Je suis revenu aujourd'hui au cinéma français avec un film qui fut réalisé par Philippe Fourastié et sorti en salle en 1968...eh oui, 1968, une autre période de grande turbulence...un cinéma à la bonne franquette que je qualifierais de fumeux ou de truculent: il s'agit de La Bande à Bonnot qui réunit une pléiade de merveilleux acteurs que les cinéphiles, amateurs de cinéma français, connaissent bien: Bruno Cremer, Jacques Brel, Annie Girardot, Jean-Pierre Kalfon, François Dyrek, Dominique Maurin, Michel Vitold, Nella Bieski, Armand Mestral et Pascal Aubier, avec aussi la participation de Fred Personne et de Marc Dudicourt. Bruno Cremer est parfaitement à l'aise dans le rôle de Jules Bonnot, mais bien plus mal à l'aise en chef d'une bande d'anarchistes aux réactions souvent imprévisibles. Michel Vitold joue le rôle de Victor Kilbatchiche, un révolutionnaire libertaire et écrivain francophone, né en Belgique de parents russes émigrés politiques.
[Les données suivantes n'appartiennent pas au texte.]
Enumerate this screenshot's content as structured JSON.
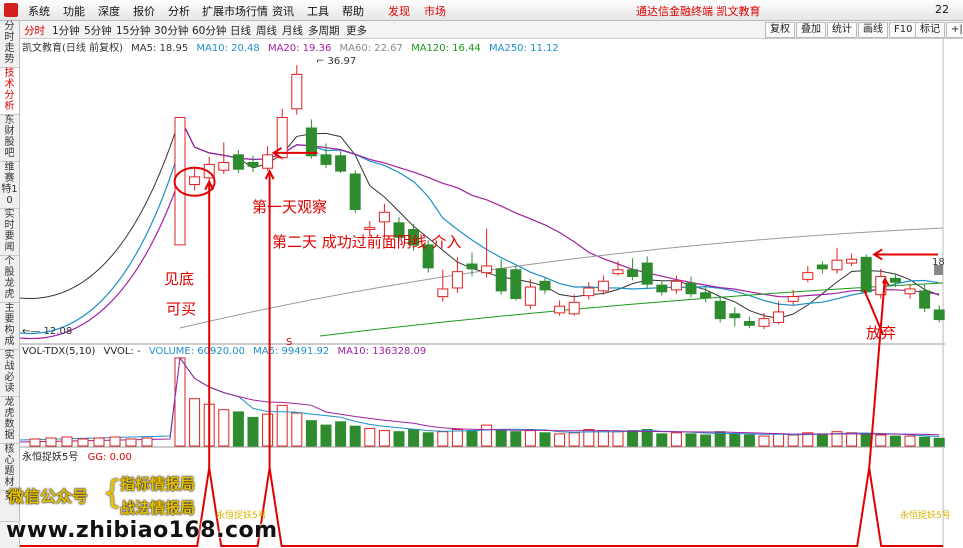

Il défend la belle parole et la non-violence, au point qu'il finira par lasser Raymond Callemin, plus connu sous le nom de Raymond La Science, avide d'action et las des belles théories, incarné par un Jacques Brel tout en truculence, avec le verbe haut et la rhétorique colorée. La présence d'Annie Girardot est fort sympathique, néanmoins nous lui découvrirons des rôles qui mettront mieux en valeur ses talents d'actrice. La musique est cosignée par François Rauber & Jacques Brel. Il y en a en fait très peu dans le film, si ce n'est quelques thèmes de circonstance entendus dans une maison close ou un restaurant. C'est au générique-fin qu'elle prend un peu d'ampleur dramatique.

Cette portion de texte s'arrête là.